Pickle Heaven Press-James R. Johnson

something to help you laugh and think about life with Christ

travel trauma — November 16, 2022

travel trauma

Like you’ve never been late!

My wife and I were sipping coffee on a sleepy Friday morning.  Our plan for the day was to pack for our three-week mission trip.  The next day we were headed to several African nations to visit various missionaries that had been sent out from our church. 

At 8 a.m. I happened to glance at our itinerary.  I was stunned when I realized that we were scheduled to depart at noon on that same day, TODAY!  My blood pressure could have inflated a tire. 

Planes within Africa fly their routes once or twice a week.  If we missed the first leg of the journey, the whole trip would be lost along with a fortune in airfare. 

I said to my wife, “Uh Sharie, um I just found out we are leaving today.”   She ignored me, “just another dumb Jim joke.”  With more assertiveness I said, “Honey we are leaving today.”  She said, “no.”  I said, “yes.”  She said, “no.” I said, “yes.”  “Let me see that,” she said.  She looked at it and then lost it.

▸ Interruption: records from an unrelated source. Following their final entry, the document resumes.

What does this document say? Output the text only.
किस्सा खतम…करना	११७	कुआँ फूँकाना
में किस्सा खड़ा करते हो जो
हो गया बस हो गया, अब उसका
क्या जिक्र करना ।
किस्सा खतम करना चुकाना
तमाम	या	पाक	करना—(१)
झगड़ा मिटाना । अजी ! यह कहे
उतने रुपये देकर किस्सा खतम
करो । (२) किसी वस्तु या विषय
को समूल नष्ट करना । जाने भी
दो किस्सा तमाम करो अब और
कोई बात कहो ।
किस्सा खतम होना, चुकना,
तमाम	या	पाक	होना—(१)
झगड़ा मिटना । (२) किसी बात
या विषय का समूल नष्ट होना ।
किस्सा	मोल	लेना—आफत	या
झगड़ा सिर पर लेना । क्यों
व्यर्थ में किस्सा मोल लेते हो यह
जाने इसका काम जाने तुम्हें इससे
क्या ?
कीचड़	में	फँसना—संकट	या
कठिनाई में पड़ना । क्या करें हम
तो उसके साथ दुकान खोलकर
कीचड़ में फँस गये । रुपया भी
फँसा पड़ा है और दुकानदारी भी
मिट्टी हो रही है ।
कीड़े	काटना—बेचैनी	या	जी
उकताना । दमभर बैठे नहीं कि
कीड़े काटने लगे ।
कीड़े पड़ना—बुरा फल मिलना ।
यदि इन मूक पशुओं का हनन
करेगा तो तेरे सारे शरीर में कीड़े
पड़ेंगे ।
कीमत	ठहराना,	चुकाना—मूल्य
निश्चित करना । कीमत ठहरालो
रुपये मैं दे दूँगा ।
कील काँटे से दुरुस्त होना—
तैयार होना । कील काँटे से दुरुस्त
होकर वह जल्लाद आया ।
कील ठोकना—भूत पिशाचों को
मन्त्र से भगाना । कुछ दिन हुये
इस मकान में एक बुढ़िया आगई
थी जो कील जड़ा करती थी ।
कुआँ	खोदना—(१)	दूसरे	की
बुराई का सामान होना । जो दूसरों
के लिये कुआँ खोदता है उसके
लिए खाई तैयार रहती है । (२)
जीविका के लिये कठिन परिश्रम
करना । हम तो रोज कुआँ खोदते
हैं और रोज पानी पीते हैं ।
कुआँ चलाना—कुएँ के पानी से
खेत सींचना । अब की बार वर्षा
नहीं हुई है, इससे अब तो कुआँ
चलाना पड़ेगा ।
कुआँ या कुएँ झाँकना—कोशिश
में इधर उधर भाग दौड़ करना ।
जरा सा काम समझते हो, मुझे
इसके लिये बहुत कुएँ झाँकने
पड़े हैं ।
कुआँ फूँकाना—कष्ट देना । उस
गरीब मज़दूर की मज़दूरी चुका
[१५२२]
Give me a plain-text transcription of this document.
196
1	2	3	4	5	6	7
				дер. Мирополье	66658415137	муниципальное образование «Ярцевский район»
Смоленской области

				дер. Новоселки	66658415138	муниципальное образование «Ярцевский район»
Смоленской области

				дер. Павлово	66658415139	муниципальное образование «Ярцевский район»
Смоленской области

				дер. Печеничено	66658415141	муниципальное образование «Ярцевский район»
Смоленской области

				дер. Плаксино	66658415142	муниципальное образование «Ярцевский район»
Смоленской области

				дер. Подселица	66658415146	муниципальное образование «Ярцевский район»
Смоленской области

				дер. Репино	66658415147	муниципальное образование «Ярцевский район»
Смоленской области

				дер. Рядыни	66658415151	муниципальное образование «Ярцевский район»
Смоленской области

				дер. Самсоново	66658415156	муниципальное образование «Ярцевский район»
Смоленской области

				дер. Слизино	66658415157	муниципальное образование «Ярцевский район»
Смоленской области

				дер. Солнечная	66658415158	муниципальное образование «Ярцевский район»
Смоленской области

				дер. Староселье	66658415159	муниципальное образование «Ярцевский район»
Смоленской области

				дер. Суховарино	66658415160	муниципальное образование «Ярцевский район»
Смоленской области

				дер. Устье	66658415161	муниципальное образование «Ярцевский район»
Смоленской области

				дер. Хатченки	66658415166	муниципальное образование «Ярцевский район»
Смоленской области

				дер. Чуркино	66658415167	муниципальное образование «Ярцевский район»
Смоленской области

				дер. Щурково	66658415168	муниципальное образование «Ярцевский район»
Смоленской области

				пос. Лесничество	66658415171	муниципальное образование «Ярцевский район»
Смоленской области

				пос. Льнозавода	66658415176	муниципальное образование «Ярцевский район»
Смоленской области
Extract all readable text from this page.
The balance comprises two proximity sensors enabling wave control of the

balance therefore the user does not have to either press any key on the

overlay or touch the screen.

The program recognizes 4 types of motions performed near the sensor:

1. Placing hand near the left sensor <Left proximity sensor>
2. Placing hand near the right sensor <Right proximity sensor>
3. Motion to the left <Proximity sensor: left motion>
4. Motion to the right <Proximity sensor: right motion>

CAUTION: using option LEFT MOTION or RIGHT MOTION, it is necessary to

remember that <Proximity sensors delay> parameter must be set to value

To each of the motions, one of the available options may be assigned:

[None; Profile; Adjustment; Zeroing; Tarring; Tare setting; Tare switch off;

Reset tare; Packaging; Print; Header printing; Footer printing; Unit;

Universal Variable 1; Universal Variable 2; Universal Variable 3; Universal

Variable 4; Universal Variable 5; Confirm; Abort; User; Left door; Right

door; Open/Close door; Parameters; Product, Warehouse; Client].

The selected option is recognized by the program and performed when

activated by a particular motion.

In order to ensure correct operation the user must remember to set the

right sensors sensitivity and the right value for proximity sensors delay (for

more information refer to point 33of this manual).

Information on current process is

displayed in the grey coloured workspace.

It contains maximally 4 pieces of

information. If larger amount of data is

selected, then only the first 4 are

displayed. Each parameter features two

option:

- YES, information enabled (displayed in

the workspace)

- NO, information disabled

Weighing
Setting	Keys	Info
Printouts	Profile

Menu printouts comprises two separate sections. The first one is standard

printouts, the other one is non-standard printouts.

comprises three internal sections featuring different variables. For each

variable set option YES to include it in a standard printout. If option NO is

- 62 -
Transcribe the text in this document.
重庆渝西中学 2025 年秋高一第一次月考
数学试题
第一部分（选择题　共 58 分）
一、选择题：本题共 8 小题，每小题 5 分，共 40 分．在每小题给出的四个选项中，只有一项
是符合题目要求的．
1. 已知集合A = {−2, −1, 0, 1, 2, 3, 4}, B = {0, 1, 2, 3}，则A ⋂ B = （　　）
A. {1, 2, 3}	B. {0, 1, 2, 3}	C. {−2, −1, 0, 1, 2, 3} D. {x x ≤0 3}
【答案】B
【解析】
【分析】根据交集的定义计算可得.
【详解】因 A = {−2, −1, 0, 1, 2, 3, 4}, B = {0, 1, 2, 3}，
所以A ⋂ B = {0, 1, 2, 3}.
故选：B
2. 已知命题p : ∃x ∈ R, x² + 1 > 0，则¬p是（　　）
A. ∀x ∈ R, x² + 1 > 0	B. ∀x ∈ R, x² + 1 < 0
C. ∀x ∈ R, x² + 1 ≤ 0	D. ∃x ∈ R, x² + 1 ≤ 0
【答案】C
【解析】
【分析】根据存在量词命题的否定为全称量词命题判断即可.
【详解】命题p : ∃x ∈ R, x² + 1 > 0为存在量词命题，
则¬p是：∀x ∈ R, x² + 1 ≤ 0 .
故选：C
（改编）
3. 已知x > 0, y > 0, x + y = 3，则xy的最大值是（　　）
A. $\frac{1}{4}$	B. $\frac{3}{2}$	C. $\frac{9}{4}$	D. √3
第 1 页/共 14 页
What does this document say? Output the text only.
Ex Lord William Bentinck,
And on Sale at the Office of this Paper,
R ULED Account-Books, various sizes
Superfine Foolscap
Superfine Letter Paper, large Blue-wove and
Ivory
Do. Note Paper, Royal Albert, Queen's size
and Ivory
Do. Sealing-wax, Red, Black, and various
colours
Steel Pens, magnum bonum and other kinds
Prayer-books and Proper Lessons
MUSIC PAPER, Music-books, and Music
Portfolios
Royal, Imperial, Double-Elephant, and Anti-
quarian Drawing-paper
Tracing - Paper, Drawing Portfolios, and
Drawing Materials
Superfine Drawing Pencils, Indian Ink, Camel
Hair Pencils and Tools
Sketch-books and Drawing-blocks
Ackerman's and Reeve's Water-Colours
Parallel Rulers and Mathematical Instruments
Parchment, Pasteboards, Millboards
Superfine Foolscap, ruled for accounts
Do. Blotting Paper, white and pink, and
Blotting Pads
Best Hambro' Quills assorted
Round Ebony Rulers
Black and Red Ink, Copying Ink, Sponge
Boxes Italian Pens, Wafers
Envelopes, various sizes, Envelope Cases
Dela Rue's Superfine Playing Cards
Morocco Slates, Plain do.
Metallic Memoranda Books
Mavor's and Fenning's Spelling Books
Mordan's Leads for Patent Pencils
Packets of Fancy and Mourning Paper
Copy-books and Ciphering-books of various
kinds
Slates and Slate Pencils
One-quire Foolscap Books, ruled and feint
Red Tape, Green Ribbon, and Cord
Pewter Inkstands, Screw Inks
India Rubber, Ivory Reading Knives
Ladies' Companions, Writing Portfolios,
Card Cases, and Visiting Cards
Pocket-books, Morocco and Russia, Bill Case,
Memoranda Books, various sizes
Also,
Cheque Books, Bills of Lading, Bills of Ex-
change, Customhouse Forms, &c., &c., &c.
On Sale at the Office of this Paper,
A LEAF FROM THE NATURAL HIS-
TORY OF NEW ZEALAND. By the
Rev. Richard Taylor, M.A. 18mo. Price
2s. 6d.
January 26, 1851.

We had 4 hours to shower, pack, make the 2-hour drive to Dallas, park the car, check in, wade through security and board the plane.  No way!

But we tried!  We showered faster than a couple of preteens.  She had postponed doing the laundry, which meant most of our clothes were dirty.  But she wadded them up and jammed them in the suitcase anyway.  What would the TSA think?

Toothbrushes, deodorant, hair gel were flying into the luggage.

We made it to the airport, but the south parking lot was full. We drove the full length of DFW to find that the north lot was also full, so we parked the car in short term parking.  It might be cheaper just to leave it there when we got back. 

We slipped into the plane just before they closed the door. Our collective adrenaline was pumping for the first 3 hours of our transatlantic flight. 

And then there were the typical airliner annoyances: cramped seating; crying babies; inconsiderate fellow passengers (my wife being the exception) and a bathroom that always seemed to say, “in use.”    

The journey was brutal – but arriving was breathtaking. 

We were greeted and treated like royalty by our missionaries.  There were tears and hugs and joy abounding.  We ate what they ate, saw what they saw, and joined them in their service to the Lord.  We had a superb time. 

As a bonus – we met exotic animals, saw dazzling displays, encountered curious cultures and experienced the wonder of God like never before. 

If we had to do over again, including the plane pain, we would do it.

Now, as a hospice chaplain, I counsel people who are on a difficult journey.  Some battle cancer, others COPD.  Some are disabled by stroke while others lose their memories to dementia. Some are whittled away by diabetes and others tremble with Parkinsons.

They look to me to help them make sense of it all.  So, I tell them about my traumatic and troublesome trip to Africa. 

But then I tell them about heaven, and I say, “The journey is sometimes brutal – but arriving is breathtaking.” 

Death is the portal to the glories that lie beyond.  But what lies beyond makes the journey worth it all.  The Psalmist put it this way, “In thy presence is fulness of joy; at thy right hand there are pleasures for evermore.” Psalm 16:11 KJV

How does the old song go? “It will be worth it all when we see Jesus. Life’s trials will seem so small when we see Christ; One glimpse of His dear face all sorrow will erase; So bravely run the race till we see Christ.”

The journey is sometimes brutal – but arriving is breathtaking. 

A PRAYER: Lord please help us be brave until then. 

This has been Jim Johnson and pickleheavenpress.com

May the grace of our Lord Jesus be with you.